Marabou Stork Nightmares
- First edition (UK)
- Author: Irvine Welsh
- Language: English, Scots
- Publisher: Jonathan Cape (UK) W. W. Norton (US)
- Publication date: 1995 (UK), 1996 (US)
- Publication place: Scotland
- Media type: Print (hardback & paperback)
- Pages: 264 pp
- ISBN: 0-393-31563-0
- OCLC: 36429347
- Preceded by: Trainspotting
- Followed by: Filth

= Marabou Stork Nightmares =

1995 novel by Irvine Welsh

Marabou Stork Nightmares is an experimental novel by Irvine Welsh, and his second novel, published in the UK in 1995.

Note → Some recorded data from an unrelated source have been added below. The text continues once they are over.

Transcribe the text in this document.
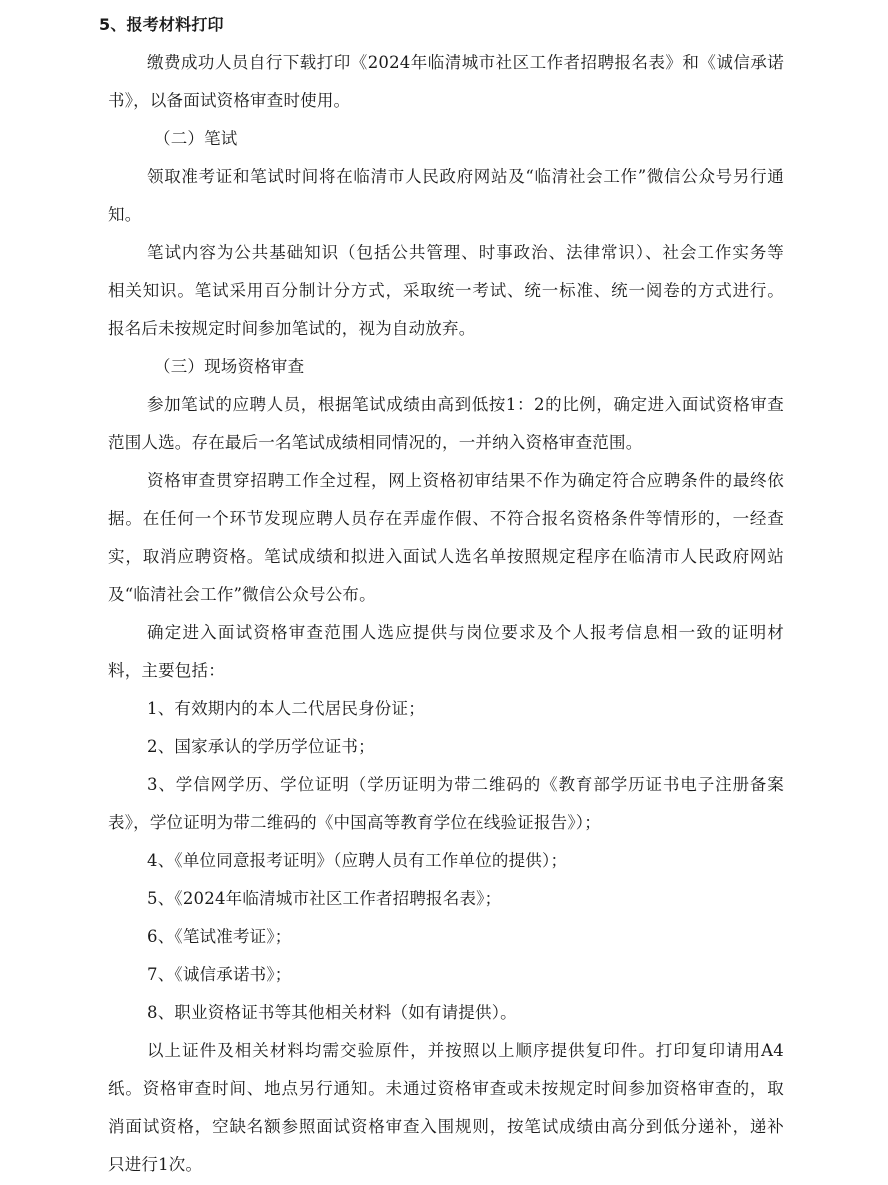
5、报考材料打印
缴费成功人员自行下载打印《2024年临清城市社区工作者招聘报名表》和《诚信承诺
书》，以备面试资格审查时使用。
（二）笔试
领取准考证和笔试时间将在临清市人民政府网站及“临清社会工作”微信公众号另行通
知。
笔试内容为公共基础知识（包括公共管理、时事政治、法律常识）、社会工作实务等
相关知识。笔试采用百分制计分方式，采取统一考试、统一标准、统一阅卷的方式进行。
报名后未按规定时间参加笔试的，视为自动放弃。
（三）现场资格审查
参加笔试的应聘人员，根据笔试成绩由高到低按1：2的比例，确定进入面试资格审查
范围人选。存在最后一名笔试成绩相同情况的，一并纳入资格审查范围。
资格审查贯穿招聘工作全过程，网上资格初审结果不作为确定符合应聘条件的最终依
据。在任何一个环节发现应聘人员存在弄虚作假、不符合报名资格条件等情形的，一经查
实，取消应聘资格。笔试成绩和拟进入面试人选名单按照规定程序在临清市人民政府网站
及“临清社会工作”微信公众号公布。
确定进入面试资格审查范围人选应提供与岗位要求及个人报考信息相一致的证明材
料，主要包括：
1、有效期内的本人二代居民身份证；
2、国家承认的学历学位证书；
3、学信网学历、学位证明（学历证明为带二维码的《教育部学历证书电子注册备案
表》，学位证明为带二维码的《中国高等教育学位在线验证报告》）；
4、《单位同意报考证明》（应聘人员有工作单位的提供）；
5、《2024年临清城市社区工作者招聘报名表》；
6、《笔试准考证》；
7、《诚信承诺书》；
8、职业资格证书等其他相关材料（如有请提供）。
以上证件及相关材料均需交验原件，并按照以上顺序提供复印件。打印复印请用A4
纸。资格审查时间、地点另行通知。未通过资格审查或未按规定时间参加资格审查的，取
消面试资格，空缺名额参照面试资格审查入围规则，按笔试成绩由高分到低分递补，递补
只进行1次。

The book's narrative is split into two styles: a conventional first-person account of the past and a more surreal, stream-of-consciousness account of an otherworldly present. Like many of Welsh's novels, it is written in Edinburgh Scots dialect. The plot consists of the memories and hallucinations of the protagonist, Roy Strang, making him an extreme example of an unreliable narrator.

==Plot summary==

Roy Strang narrates the book from an (at first) unexplained coma, which he has been in for the previous two years. His life in this state is a miserable affair, surrounded by uncaring doctors and his extremely dysfunctional family. In his fantasy life, he is an adventurer in the wilds of South Africa, where he and his loyal guide, Sandy Jamieson, hunt for the marabou stork.

When not hallucinating, Strang tells his life story, beginning in a "scheme" (local authority housing) in Muirhouse, Scotland, with his violent, delusional parents, two half-brothers (one a womanizer, the other flamboyantly gay), and his promiscuous sister, all of whom he despises. When Strang is 12, he and his family relocate to apartheid-era South Africa, where he is repeatedly molested by his uncle. After his father is jailed for the violent assault of a taxi driver and his uncle is killed in a terrorist bombing, the Strangs are forced to return to Scotland, a mere 18 months after they left.

Strang grows into a violent, misogynistic thug. He maintains a full-time job as a systems analyst for the fictional investment group, "Scottish Spinsters" (a reference to Scottish Widows). He joins a gang of football hooligans who are attached to Hibernian F.C., the Capital City Service, and led by the fearsome Lexo. Strang enjoys his life as a "top boy," feared by the entire town, until the gang kidnaps a young woman who rejected their advances and gang rapes her; Strang is horrified but also takes an active part in her rape, justifying it to himself by contemplating how the gang would turn on him if he didn't.

The gang evades prison, but Strang is stricken with guilt and withdraws completely into depression. He briefly revives a few months later when he meets a woman and genuinely feels love for the first time. Around the same time he begins to take ecstasy, and befriends his gay half-brother. His happiness is short-lived, however; the memory of what he has done continues to haunt him, and his depression soon completely engulfs him, taking him away from his lover and his drug-driven escapism. He attempts suicide by asphyxiation, but survives, putting him in a coma.

One day, the gang's rape victim visits him in hospital. She tells him that she has been murdering her rapists one by one, and now she has come for him, revealing that he was by far the most brutal. She then cuts off his penis and stabs him to death. In his final moments, Strang realizes that the only person he has ever really hated is himself, and makes peace with everyone he has wronged and who has wronged him.

The novel's other, more stream-of-consciousness narrative, intertwined with the story of Strang's past, takes place in the fantasy world he creates for himself in the coma. At first a bizarre but rousing adventure, it gradually becomes darker as Strang reveals the uglier parts of his life and personality, involving surreal images of brutality and sexual violence.

==Reception==
Boyd Tonkin at The Observer praises Welsh for the power of his fiction and writes: "Here was a voice, out of Edinburgh by way of Hades, that would never have a problem with energy, wit or compassion. Finding the right form for all this incendiary talent might prove trickier." Tonkin suggests that Welsh does not know what to do with his fatalism, but that the story "gives a shockingly funny shape to that impasse".

==Analysis==
As in many of Welsh's novels, there are many allusions to music and underground youth culture, especially rave culture, punk rock, comic books, and football hooliganism.

There is a strong message against violence towards women from men in the book; one passage is in fact set out in a capital "Z", which is the symbol for Zero Tolerance, a women's rights group based in Scotland.

The South African narrative is written in a Boys' Own style.

The sociopathic Francis Begbie, one of the main characters in Trainspotting, makes a cameo appearance.